ORIGINAL: tacticon
First, I would like to thank Ian for the terrific example he provided. Also, AW1Steve for explanation of Aerial Depth charges. As a bonus, I drew the attention of Alfred, so I am honored.
1. I use version 26b, Scenario 1, Slot 1845 is blank. If some could provide me with the statistics or screen shot of the AC ASW device they use, I would appreciate it.
2. Since database depth charge devices have 0 in penetration and Subs have 0 armor, does that mean that penetration is not relevant when no armor is present?
3. I understand that a standard bomb is used to create an ASW device. Since effect is based on the bomb size, the only other factor is accuracy. Hydrostatic fuses must have been more accurate then contact fuses (else why use them). If the Mk9 DC gives us the upper limit acc of 30 and a 500lb GP bomb is 12, then a 250lb ASW Bomb should be somewhere between. So if we split the difference and put the accuracy at 21, am I in the ballpark?
4. This brings me to the what the expected weapon loadout would be for a Catalina. The Cats could carry 4000Lb, but It appears that they had 4 external weapon hard points. So, would 4 500lb ASW Weapons with an accuracy of 27 (spitting the difference again) be a proper loadout for a PBY flying an ASW mission? Is 27 still way too much, because that could yield one dead sub per attack?

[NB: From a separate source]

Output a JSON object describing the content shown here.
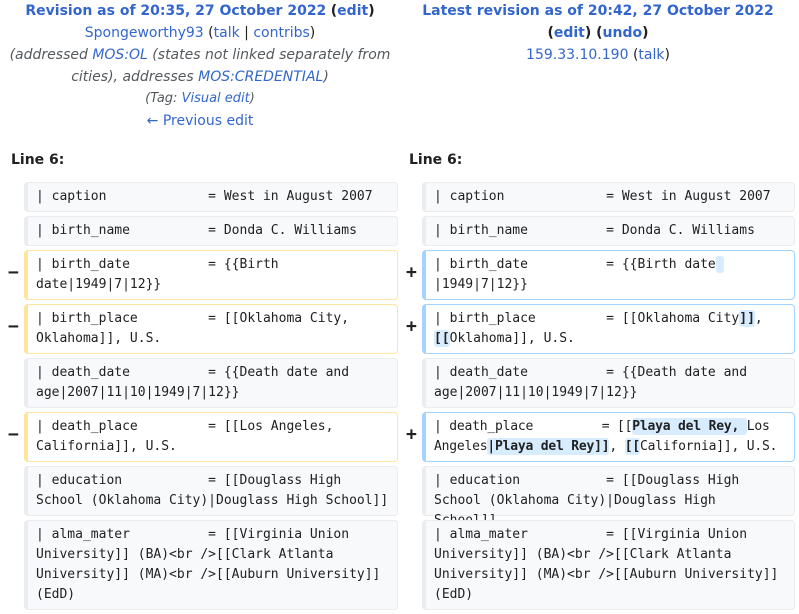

Penetration is only a relevant input to combat algorithms which involve armour.
Just because a field exists, don't assume that the data in that field is actually used by the code or that the field heading name is correct. Fields are standardised and some data must be inputted even if the field is not used or is handed differently by the code than its name implies.
Aerial ASW combat algorithms are quite different from naval QASW combat algorithms. Don't assume that hydrostatic fuses are a relevant factor in AE.
Terminus once provided the historical PTO results which saw only 10 IJN subs directly sunk by aerial attack compared to 60 by naval action. ETO praxis and results are not relevant for the PTO and therefore AE.